De acordo com a investigação, Paulo Nazaré menciona várias vezes a existência de uma estrutura montada com o único objetivo de rececionar transferências avultadas e encobrir a transação com uma aparência lícita, utilizando contas bancárias de pessoas do seu círculo de influência e comunicando diretamente com pessoas que desejam "lavar" o dinheiro.
Para o efeito, deslocou-se várias vezes ao estrangeiro, incluindo Angola, Guiné, Dubai, África do Sul e Londres, tendo nos seus contactos pessoais empresários, oficiais militares e diplomatas.
A investigação concluiu ainda que para dissimular a atividade, Paulo Nazaré, além de recorrer a contas bancárias de terceiros, também utilizou telemóveis e veículos de outras pessoas. Nas comunicações que realizou invocou termos técnicos da área bancária como 'compliance', 'callback', 'letter of credit', 'letter of intentions' e 'standby letter of credit'.
O modo de atuação da rede - explicam os investigadores - assentava em alguém contactar Paulo Nazaré e expor a situação, geralmente relacionada com dinheiro que é preciso branquear, solicitando uma solução para esse efeito.
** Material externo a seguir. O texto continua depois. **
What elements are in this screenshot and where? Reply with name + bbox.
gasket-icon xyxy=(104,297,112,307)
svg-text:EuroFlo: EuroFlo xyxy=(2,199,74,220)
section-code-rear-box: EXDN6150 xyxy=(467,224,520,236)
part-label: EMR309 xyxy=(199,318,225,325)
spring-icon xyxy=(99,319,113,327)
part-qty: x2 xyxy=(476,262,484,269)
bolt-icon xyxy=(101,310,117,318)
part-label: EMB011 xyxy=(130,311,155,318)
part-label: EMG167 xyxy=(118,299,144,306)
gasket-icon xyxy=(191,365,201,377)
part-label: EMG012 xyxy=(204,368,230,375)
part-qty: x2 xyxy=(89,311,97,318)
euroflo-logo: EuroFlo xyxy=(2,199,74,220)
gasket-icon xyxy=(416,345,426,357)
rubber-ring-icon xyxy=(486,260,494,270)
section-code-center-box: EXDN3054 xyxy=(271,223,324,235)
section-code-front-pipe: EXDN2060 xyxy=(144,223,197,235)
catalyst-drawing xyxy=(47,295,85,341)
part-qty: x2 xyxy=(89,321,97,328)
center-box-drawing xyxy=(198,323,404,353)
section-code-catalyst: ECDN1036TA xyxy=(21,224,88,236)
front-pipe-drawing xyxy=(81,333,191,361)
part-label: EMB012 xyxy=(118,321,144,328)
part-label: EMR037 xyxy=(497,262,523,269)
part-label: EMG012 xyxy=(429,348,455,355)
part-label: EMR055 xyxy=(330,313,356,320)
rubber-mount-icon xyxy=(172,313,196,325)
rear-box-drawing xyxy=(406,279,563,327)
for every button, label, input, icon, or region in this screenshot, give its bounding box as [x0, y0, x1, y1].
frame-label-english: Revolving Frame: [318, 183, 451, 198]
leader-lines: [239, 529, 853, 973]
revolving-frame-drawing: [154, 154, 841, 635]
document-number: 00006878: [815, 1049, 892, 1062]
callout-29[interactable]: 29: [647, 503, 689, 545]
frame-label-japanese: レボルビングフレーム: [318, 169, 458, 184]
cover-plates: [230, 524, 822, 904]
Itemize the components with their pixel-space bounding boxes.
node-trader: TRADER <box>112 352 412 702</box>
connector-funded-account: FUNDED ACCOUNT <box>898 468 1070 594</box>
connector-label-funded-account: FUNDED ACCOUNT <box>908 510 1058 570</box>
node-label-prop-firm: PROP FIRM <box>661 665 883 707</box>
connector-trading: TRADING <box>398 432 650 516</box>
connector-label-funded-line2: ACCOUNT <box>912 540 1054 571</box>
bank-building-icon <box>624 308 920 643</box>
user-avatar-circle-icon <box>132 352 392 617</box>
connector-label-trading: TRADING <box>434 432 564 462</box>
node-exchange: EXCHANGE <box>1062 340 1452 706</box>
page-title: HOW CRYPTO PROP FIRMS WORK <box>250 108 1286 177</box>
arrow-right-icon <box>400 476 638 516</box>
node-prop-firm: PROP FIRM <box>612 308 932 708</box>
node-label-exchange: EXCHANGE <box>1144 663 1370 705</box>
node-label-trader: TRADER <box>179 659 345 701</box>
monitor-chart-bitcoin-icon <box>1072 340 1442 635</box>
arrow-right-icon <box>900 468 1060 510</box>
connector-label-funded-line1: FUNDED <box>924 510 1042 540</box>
A investigação indica como braço-direito de Paulo Nazaré o cidadão brasileiro Wilker Rodrigues, que já residiu em Inglaterra e que está atualmente em Portugal em situação irregular, sendo conhecido pelo "brasileiro das transferências", conforme menciona o processo.
É assim apontado como o braço-direito de Paulo Nazaré nos negócios da compra e venda de diamantes e ouro e como intermediário e angariador quanto ao recrutamento de pessoas, com vista à sua utilização das respetivas contas bancárias para passagem de dinheiro obtido de forma ilícita, assumindo ainda uma posição de destaque na rede na área do 'phishing'.
Wilker Rodrigues utilizaria a sua rede de contactos no Brasil, Inglaterra e Dubai e dos seus parceiros em Portugal para utilizar contas bancárias e terminais de pagamento de terceiros, fazendo suas as devidas comissões e assegurando também as percentagens das pessoas que instrui no sistema criminoso.
O cidadão brasileiro está também indiciado de colaborar com Paulo Nazaré na aquisição e venda de notas falsas, atividade que contaria com o apoio do arguido Fernando Delfino.
Natália Vázquez teria por missão criar contas bancárias, nomeadamente nos bancos ABanca e Openbank, mas cujas instruções de movimentação são dadas ou executadas por Paulo Nazaré.
Entre os arguidos da Operação Miríade está o advogado e empresário de origem angolana Artur Amorim, que foi apresentado a Paulo Nazaré por Nuno Bolorico, por facilitar operações de transferências bancárias e compra de Bitcoin com dinheiro. É gerente de um estabelecimento de diversão noturna em Alcântara, Lisboa, tendo exercido a profissão de disc-jockey.
Como jurista, tinha por função na rede elaborar contratos fictícios para justificar certas transferências bancárias, utilizando para o efeito empresas de conhecidos e familiares. Nesta atividade era auxiliado pelo filho, Bruno Amorim.
A PJ realizou na segunda-feira 100 mandados de busca e fez 11 detenções, no âmbito da Operação Miríade, num inquérito dirigido pelo Departamento de Investigação e Ação Penal (DIAP) de Lisboa.
Após interrogatório, foi aplicada a suspensão do exercício de profissão a quatro arguidos, bem como proibições de contactos e de se ausentar do país a oito arguidos. Nove arguidos terão a obrigação de apresentações periódicas às autoridades.